Urinary tract infection (UTI) is among the most common infections in solid organ transplantation, especially in kidney transplantation.


This study included 295 adult patients undergoing KTx between September 2001 and December 2007. All patients were followed prospectively for UTI during the first 4 weeks after surgery. Samples of urine were investigated by bacteriological cultures to identify microorganisms in accord with standard procedures. Susceptibility testing was performed using Clinical and Laboratory Standards Institute procedures.

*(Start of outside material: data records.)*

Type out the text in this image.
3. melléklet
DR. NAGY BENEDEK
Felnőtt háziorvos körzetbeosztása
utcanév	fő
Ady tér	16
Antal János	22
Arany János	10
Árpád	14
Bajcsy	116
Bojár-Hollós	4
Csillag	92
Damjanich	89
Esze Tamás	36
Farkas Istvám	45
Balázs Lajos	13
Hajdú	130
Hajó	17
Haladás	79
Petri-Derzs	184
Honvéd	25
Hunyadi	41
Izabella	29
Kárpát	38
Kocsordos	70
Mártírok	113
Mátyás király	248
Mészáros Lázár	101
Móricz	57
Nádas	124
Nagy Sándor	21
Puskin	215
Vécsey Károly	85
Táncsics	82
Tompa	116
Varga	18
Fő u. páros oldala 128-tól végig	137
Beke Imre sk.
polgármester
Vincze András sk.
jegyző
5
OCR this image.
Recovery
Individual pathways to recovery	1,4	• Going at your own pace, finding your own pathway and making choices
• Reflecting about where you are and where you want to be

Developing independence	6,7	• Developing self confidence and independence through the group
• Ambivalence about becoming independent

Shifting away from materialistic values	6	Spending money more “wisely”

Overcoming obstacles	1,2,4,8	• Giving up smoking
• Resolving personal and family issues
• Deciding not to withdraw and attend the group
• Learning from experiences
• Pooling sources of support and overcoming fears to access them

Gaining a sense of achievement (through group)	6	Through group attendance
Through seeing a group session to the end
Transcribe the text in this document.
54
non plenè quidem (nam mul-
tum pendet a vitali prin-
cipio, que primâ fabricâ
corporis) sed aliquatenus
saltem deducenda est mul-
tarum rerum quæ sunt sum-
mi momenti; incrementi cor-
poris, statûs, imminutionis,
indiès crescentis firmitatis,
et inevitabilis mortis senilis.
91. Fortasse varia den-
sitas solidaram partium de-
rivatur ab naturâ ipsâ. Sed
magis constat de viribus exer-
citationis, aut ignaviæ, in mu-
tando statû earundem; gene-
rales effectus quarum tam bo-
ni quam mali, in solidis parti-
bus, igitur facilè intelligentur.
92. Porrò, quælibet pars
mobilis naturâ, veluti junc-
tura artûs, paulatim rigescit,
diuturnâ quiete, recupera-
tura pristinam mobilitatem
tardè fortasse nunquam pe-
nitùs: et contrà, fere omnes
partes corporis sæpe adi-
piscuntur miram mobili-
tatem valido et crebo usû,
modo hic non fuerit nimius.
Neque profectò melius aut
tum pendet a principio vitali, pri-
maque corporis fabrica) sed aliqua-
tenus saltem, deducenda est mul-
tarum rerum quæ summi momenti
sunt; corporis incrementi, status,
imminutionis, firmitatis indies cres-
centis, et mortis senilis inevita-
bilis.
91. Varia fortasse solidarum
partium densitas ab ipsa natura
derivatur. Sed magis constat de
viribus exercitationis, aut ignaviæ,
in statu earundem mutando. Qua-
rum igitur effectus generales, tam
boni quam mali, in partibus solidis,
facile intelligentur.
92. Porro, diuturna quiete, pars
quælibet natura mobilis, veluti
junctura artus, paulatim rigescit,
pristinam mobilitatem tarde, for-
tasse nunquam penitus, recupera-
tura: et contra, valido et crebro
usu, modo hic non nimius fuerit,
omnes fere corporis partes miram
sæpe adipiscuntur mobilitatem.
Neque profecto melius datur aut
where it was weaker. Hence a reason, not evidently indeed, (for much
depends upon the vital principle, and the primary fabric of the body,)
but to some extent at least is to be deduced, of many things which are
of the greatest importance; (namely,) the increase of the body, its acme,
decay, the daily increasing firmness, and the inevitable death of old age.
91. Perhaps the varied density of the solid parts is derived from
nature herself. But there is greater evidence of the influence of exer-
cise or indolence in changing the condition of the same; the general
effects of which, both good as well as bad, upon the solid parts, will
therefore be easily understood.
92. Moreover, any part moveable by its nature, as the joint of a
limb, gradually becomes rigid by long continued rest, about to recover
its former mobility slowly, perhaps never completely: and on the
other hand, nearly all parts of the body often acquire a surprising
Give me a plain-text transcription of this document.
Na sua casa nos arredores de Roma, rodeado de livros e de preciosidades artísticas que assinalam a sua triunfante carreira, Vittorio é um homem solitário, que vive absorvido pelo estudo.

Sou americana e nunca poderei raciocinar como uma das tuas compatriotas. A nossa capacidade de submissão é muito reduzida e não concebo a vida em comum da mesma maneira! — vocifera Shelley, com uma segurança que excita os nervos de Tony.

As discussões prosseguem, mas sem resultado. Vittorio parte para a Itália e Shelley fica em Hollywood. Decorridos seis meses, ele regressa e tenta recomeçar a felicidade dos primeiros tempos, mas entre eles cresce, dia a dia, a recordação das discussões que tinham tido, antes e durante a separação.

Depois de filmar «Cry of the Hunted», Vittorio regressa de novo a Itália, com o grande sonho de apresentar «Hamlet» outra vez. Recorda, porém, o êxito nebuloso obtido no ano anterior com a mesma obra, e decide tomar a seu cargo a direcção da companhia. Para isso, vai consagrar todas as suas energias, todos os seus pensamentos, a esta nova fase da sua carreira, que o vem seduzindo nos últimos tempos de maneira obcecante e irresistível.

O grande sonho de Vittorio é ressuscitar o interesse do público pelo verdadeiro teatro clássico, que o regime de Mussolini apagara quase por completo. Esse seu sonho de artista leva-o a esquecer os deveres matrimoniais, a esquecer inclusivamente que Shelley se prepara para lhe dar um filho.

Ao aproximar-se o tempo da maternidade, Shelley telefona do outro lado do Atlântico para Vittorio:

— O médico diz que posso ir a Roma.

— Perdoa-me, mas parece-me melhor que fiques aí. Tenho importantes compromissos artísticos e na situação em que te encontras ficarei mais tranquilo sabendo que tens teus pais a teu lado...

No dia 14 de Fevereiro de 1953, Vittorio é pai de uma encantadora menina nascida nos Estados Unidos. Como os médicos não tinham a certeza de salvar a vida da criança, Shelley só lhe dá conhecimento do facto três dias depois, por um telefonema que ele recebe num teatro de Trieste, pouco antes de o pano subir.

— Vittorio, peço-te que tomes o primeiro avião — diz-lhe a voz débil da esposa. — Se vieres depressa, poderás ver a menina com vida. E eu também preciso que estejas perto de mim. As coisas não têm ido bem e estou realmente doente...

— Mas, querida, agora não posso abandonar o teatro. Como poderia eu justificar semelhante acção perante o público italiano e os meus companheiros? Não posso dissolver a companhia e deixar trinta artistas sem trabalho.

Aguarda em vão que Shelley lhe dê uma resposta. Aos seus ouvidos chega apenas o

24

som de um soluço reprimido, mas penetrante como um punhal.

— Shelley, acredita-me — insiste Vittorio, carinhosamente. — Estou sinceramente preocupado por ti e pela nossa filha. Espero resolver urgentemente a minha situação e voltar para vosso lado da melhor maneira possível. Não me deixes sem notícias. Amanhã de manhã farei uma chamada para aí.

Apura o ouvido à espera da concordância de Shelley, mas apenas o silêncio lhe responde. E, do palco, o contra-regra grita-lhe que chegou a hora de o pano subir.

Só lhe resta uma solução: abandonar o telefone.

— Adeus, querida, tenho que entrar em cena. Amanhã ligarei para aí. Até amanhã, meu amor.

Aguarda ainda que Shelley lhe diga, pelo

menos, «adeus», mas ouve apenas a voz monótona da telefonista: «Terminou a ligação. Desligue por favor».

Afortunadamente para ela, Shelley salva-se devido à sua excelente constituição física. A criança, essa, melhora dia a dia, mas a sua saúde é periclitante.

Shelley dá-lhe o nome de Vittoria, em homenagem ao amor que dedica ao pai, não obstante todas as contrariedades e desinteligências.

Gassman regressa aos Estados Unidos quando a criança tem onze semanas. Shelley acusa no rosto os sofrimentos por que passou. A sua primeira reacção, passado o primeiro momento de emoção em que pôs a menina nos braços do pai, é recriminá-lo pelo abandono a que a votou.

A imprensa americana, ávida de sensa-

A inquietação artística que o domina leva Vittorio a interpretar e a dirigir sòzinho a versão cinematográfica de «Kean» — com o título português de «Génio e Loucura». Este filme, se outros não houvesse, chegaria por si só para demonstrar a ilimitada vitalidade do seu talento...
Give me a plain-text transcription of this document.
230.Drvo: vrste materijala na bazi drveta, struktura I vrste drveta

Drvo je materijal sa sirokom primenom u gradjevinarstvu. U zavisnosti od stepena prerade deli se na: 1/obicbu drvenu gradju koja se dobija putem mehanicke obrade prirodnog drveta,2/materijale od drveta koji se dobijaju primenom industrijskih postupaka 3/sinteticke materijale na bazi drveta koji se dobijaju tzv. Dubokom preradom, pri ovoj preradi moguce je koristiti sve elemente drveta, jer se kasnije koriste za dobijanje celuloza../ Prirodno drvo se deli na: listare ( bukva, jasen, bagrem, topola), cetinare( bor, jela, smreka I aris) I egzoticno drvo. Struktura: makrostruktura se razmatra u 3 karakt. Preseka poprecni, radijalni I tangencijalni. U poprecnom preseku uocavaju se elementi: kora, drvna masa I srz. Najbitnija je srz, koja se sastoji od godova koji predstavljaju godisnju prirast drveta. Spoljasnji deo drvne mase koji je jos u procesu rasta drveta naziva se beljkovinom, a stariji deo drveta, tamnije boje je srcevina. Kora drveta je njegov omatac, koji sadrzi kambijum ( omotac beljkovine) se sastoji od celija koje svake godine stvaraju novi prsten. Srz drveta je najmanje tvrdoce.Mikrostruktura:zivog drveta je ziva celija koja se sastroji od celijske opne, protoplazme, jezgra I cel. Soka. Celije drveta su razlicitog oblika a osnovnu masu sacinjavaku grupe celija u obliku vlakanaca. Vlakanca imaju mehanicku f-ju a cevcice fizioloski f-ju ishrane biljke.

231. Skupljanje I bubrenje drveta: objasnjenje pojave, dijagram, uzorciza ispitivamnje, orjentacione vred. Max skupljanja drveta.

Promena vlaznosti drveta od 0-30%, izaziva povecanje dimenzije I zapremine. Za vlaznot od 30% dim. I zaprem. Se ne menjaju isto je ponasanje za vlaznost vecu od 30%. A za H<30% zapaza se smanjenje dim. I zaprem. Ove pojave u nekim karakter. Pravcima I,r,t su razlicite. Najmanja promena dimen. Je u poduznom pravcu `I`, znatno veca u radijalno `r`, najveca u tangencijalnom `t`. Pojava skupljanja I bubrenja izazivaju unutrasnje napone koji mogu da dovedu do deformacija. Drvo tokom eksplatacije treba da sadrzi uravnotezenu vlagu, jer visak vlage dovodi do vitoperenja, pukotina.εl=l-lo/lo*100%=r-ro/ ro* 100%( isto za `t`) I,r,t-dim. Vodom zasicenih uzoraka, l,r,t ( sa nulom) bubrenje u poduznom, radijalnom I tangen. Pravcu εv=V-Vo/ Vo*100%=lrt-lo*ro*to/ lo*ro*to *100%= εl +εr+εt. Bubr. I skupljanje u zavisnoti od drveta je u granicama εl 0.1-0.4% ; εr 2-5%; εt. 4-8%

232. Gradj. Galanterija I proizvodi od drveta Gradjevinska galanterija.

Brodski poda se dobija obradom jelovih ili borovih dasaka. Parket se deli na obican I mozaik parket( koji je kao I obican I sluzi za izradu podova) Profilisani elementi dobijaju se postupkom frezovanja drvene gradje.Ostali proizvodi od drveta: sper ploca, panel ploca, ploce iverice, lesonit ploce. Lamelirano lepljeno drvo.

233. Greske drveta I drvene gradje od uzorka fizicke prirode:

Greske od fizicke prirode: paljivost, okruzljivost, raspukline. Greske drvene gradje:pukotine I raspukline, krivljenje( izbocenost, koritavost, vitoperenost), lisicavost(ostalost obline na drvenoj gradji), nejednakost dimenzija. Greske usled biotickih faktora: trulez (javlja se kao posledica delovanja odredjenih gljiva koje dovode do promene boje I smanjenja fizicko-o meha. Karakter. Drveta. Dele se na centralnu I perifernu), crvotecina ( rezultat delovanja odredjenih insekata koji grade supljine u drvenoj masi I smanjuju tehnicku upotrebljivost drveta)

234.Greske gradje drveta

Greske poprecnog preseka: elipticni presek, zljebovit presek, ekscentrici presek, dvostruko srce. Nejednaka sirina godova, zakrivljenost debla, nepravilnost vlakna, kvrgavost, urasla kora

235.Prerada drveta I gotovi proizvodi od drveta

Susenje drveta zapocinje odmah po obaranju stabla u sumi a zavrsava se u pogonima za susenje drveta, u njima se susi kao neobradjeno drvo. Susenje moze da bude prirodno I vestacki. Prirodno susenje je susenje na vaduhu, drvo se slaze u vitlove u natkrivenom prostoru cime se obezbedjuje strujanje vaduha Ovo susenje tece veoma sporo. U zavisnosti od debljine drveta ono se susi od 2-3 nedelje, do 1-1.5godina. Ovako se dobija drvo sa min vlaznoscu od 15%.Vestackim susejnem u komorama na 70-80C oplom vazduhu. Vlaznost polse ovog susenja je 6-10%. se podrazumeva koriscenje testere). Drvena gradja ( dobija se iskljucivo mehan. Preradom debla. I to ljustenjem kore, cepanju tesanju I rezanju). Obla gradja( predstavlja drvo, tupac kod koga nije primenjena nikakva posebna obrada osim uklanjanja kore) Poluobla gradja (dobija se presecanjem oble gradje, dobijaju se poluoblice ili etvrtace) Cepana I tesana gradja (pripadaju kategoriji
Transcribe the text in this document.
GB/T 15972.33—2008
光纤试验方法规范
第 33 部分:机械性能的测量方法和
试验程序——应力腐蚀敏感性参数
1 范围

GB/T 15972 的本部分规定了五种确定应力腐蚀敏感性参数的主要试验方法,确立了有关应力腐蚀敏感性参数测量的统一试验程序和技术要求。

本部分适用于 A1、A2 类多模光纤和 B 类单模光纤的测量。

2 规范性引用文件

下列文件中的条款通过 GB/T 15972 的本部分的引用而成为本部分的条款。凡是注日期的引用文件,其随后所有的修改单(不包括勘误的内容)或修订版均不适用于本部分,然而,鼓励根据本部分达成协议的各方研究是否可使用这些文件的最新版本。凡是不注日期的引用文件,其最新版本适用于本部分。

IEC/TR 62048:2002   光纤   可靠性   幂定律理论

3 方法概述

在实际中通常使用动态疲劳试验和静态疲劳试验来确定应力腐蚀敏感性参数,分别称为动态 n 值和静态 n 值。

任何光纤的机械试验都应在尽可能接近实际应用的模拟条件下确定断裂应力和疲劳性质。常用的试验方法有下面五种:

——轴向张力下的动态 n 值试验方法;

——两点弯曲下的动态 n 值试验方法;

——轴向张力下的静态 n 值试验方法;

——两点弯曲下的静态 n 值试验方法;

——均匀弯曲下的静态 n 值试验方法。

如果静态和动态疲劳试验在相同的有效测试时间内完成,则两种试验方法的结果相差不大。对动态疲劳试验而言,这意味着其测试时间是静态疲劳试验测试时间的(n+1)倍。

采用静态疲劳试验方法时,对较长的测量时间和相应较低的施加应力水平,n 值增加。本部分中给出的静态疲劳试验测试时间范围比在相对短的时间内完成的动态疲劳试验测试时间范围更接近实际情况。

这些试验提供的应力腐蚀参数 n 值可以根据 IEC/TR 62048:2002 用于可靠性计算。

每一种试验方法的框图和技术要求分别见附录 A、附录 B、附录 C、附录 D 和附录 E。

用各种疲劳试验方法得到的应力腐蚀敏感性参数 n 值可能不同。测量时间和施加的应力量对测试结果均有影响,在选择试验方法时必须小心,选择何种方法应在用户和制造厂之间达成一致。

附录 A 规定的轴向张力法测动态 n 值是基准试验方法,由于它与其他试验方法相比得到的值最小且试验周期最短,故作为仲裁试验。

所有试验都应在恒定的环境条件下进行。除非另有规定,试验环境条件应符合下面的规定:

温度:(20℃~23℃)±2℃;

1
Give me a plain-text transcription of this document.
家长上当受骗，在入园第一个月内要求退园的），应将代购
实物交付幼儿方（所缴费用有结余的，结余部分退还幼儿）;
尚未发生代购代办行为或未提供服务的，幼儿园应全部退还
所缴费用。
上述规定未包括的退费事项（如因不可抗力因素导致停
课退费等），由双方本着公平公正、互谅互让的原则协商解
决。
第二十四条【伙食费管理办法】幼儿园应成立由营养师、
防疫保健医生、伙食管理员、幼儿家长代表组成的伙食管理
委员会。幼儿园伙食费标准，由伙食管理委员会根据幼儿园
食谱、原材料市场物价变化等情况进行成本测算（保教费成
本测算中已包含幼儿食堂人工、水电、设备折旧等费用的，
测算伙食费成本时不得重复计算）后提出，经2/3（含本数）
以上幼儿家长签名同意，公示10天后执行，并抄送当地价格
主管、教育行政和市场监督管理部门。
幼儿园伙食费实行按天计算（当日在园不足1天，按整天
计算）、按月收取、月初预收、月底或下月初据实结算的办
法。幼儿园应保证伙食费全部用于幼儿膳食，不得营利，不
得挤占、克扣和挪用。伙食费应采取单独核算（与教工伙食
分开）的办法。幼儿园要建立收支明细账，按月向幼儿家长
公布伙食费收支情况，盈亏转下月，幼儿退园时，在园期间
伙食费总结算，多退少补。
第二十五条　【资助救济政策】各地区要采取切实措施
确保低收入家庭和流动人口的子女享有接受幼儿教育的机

Urine specimens (n=582) were obtained from 84.5% of 245 recipients during the first month after transplantation. Among the isolated bacterial strains (n=291), the most common were Gram-negative bacteria (56.4%) predominantly Serratia marcescens (32.3%) and Enterobacter cloacae (14.6%). Extended- spectrum beta-lactamase (ESBL+) strains were isolated in 52.5% of cases. Gram-positive bacteria comprised 35.7%; most commonly, high-level aminoglycoside resistant (HLAR; 87.8%) and vancomycin-resistant (VRE; 11%) Enterococci. There were fungal strains in 23 cases (7.9%).


Our study showed predominantly Gram-negative rods from the Enterobacteriaceae family comprising (84.8%) of Gram-negative isolates: 52.5% ESBL and resistant enterococci (87.5%) in Gram-positive isolates. The increased proportion of isolates of multi-drug-resistant bacterial agents which can cause severe UTIs may be due to our frequent use of ceftriaxone for perioperative bacterial prophylaxis.